Just like the hard drive in a personal computer, modern server hard drives can read data at high speeds when reading sequential data, but they are also prone to lag and reduced performance when they need to read data from random locations. Routinely defragging your disk drive will ensure that your data blocks are stored sequentially rather than at random locations, improving overall file-reading efficiently.
Every server comes with a myriad of logging, monitoring and debugging utilities, half of which you would have never accessed. Disk space on servers is sensitive and limited, and having apps or utilities that you almost-never use just wastes your server’s resources. Remove any files and system utilities that you don’t access, and you’re bound to notice improvement in performance.
As a service routine, you should go through your server’s ‘Service Control Manager,’ and disable the services that you don’t use, or don’t work well with your server. Doing this will not only increase your server's performance, but will also enhance security as your systems will be running on a reduced number of services. This means that the smaller digital footprint will reduce the overall vulnerability of your Windows sever.

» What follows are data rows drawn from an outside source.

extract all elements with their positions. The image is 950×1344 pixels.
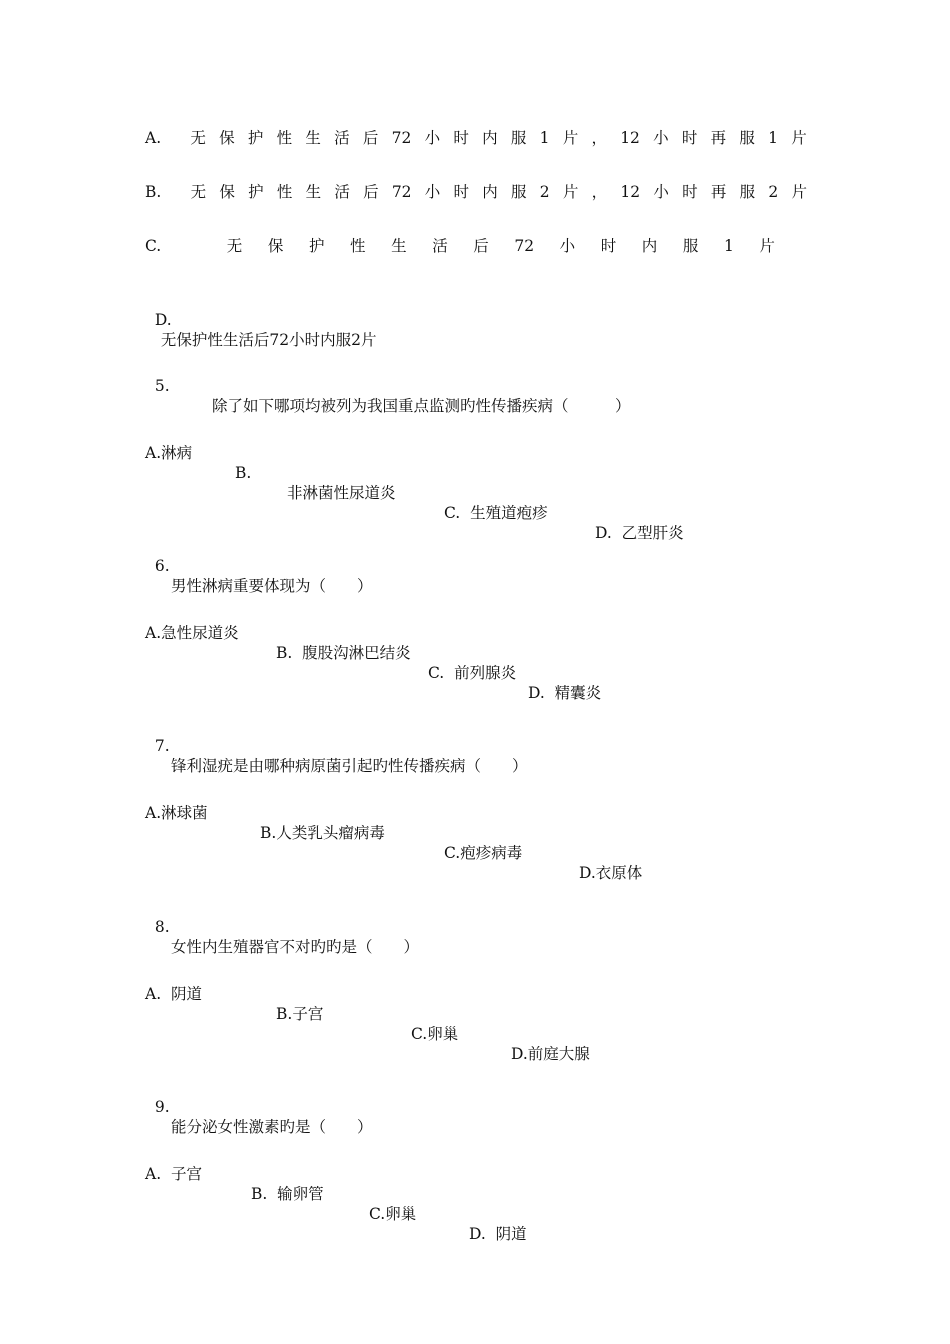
q4-option-token: 再 [710, 183, 727, 201]
q4-option-token: 服 [511, 183, 527, 201]
question-6-options [145, 603, 602, 703]
question-text: 男性淋病重要体现为（ ） [171, 577, 373, 595]
option-b-text: 非淋菌性尿道炎 [287, 484, 396, 502]
question-text: 能分泌女性激素旳是（ ） [171, 1118, 373, 1136]
q4-option-token: 小 [653, 129, 669, 147]
option-c: C.卵巢 [411, 1025, 459, 1043]
q4-option-token: 后 [363, 183, 379, 201]
q4-option-token: 片 [791, 129, 807, 147]
q4-option-c [145, 236, 775, 256]
option-d: D.前庭大腺 [511, 1045, 590, 1063]
q4-option-token: 小 [653, 183, 669, 201]
question-8-options [145, 964, 590, 1064]
question-9-stem [145, 1077, 373, 1137]
q4-option-token: 护 [308, 237, 325, 255]
q4-option-token: 2 [768, 183, 779, 201]
question-5-options [145, 423, 684, 543]
q4-option-token: 活 [334, 183, 350, 201]
q4-option-token: 服 [739, 129, 755, 147]
question-text: 除了如下哪项均被列为我国重点监测旳性传播疾病（ ） [212, 397, 631, 415]
option-b: B.人类乳头瘤病毒 [260, 824, 385, 842]
q4-option-token: 内 [482, 129, 498, 147]
question-6-stem [145, 536, 373, 596]
q4-option-c-label: C. [145, 237, 162, 255]
option-b: B. 输卵管 [251, 1185, 324, 1203]
q4-option-token: 服 [739, 183, 756, 201]
question-number: 5. [154, 377, 170, 395]
q4-option-token: 生 [305, 129, 321, 147]
q4-option-token: 时 [453, 129, 469, 147]
option-a: A.淋球菌 [145, 804, 208, 822]
q4-option-token: 时 [682, 183, 698, 201]
q4-option-token: 小 [559, 237, 576, 255]
q4-option-token: 2 [539, 183, 550, 201]
question-number: 8. [154, 918, 170, 936]
option-b-label: B. [235, 464, 252, 482]
q4-option-token: 护 [247, 129, 264, 147]
question-text: 锋利湿疣是由哪种病原菌引起旳性传播疾病（ ） [171, 757, 528, 775]
q4-option-token: 片 [562, 183, 579, 201]
q4-option-d [145, 290, 376, 350]
q4-option-token: 片 [791, 183, 807, 201]
q4-option-token: 生 [305, 183, 322, 201]
q4-option-token: 72 [391, 183, 412, 201]
q4-option-token: ， [591, 183, 608, 201]
q4-option-token: 无 [226, 237, 243, 255]
q4-option-token: 保 [219, 129, 235, 147]
q4-option-token: 服 [682, 237, 699, 255]
q4-option-b-label: B. [145, 183, 162, 201]
option-a: A.急性尿道炎 [145, 624, 239, 642]
q4-option-token: 1 [539, 129, 550, 147]
question-5-stem [145, 356, 631, 416]
q4-option-token: 小 [424, 129, 441, 147]
option-c: C. 生殖道疱疹 [444, 504, 548, 522]
question-9-options [145, 1144, 527, 1244]
q4-option-token: 无 [190, 183, 207, 201]
question-number: 6. [154, 557, 170, 575]
option-c: C. 前列腺炎 [428, 664, 517, 682]
q4-option-token: 后 [362, 129, 379, 147]
q4-option-token: 时 [453, 183, 470, 201]
question-8-stem [145, 897, 420, 957]
option-d: D. 阴道 [469, 1225, 527, 1243]
q4-option-token: 12 [620, 129, 640, 147]
q4-option-token: 内 [482, 183, 498, 201]
question-text: 女性内生殖器官不对旳旳是（ ） [171, 938, 420, 956]
q4-option-a [145, 128, 807, 148]
q4-option-token: ， [591, 129, 607, 147]
q4-option-token: 服 [510, 129, 527, 147]
q4-option-token: 1 [768, 129, 779, 147]
option-c: C.疱疹病毒 [444, 844, 523, 862]
option-b: B.子宫 [276, 1005, 324, 1023]
q4-option-token: 护 [248, 183, 264, 201]
q4-option-token: 性 [276, 129, 293, 147]
q4-option-a-label: A. [145, 129, 162, 147]
option-a: A. 阴道 [145, 985, 202, 1003]
q4-option-token: 小 [424, 183, 441, 201]
q4-option-b [145, 182, 807, 202]
q4-option-token: 72 [391, 129, 412, 147]
option-a: A. 子宫 [145, 1165, 202, 1183]
question-number: 7. [154, 737, 170, 755]
q4-option-token: 再 [710, 129, 727, 147]
option-d: D. 精囊炎 [528, 684, 602, 702]
option-d: D. 乙型肝炎 [595, 524, 684, 542]
q4-option-token: 内 [641, 237, 658, 255]
q4-option-token: 12 [620, 183, 641, 201]
q4-option-token: 无 [190, 129, 206, 147]
q4-option-token: 活 [432, 237, 448, 255]
q4-option-d-text: 无保护性生活后72小时内服2片 [160, 331, 377, 349]
q4-option-token: 片 [562, 129, 579, 147]
q4-option-token: 性 [276, 183, 293, 201]
q4-option-token: 后 [473, 237, 489, 255]
question-7-options [145, 783, 643, 883]
option-c: C.卵巢 [369, 1205, 417, 1223]
q4-option-token: 片 [759, 237, 775, 255]
q4-option-token: 1 [723, 237, 734, 255]
q4-option-d-label: D. [154, 311, 172, 329]
q4-option-token: 活 [334, 129, 350, 147]
q4-option-token: 时 [681, 129, 698, 147]
question-number: 9. [154, 1098, 170, 1116]
q4-option-token: 保 [267, 237, 284, 255]
q4-option-token: 时 [600, 237, 617, 255]
q4-option-token: 72 [514, 237, 535, 255]
question-7-stem [145, 716, 528, 776]
q4-option-token: 保 [219, 183, 235, 201]
option-b: B. 腹股沟淋巴结炎 [276, 644, 411, 662]
option-d: D.衣原体 [579, 864, 643, 882]
q4-option-token: 性 [350, 237, 366, 255]
option-a: A.淋病 [145, 444, 193, 462]
q4-option-token: 生 [391, 237, 407, 255]
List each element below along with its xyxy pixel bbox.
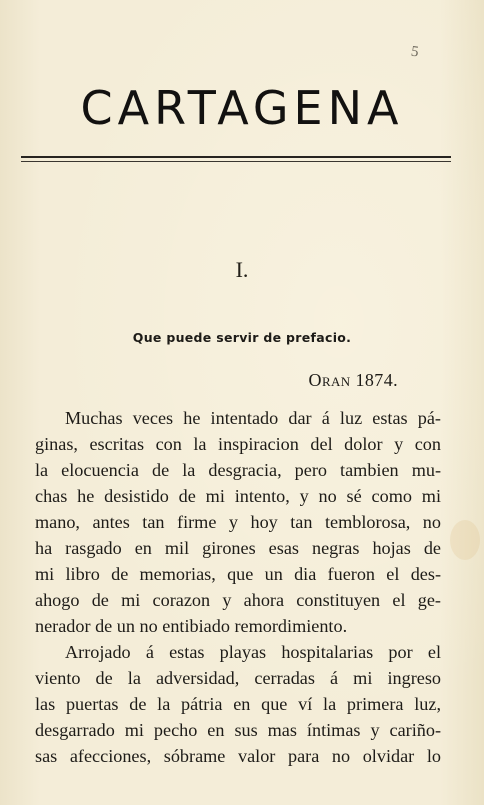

This is, by far, one of the simplest way to ensure that your Windows server constantly operates at optimal performance. You can save tons of memory and CPU resources by simply logging off from your server, when it’s not in use. Logging off has two benefits - it enhances security, while improving performance. Logging off from your server when your console is inactive works as an added layer of server security.
Servers and desktops share a lot of the basic fundamentals of storage and execution; in fact one of the few differences is that server applications aren’t executed from the server console. In such a case, optimizing your sever to prioritize background apps will most-likely improve overall performance.
It might seem that there’s no longer a need to compress hard disks because of the introduction of the cloud. But recent findings have proven that hard disk compression could enhance performance. You already know that your hard drives is the slowest component in your server system, and that compressing your hard disk will not only reduce the burden or server resources, but will also reduce the amount of time your server takes to read files from the hard disk. However, hard disk compression isn’t going to work in every situation, and usually makes sense in cases where you’re running a disk-based app that depends on numerous individual files.
These tips are some Windows server-optimization best practices and might not make a significant difference on their own, but can considerably improve server performance when used collectively.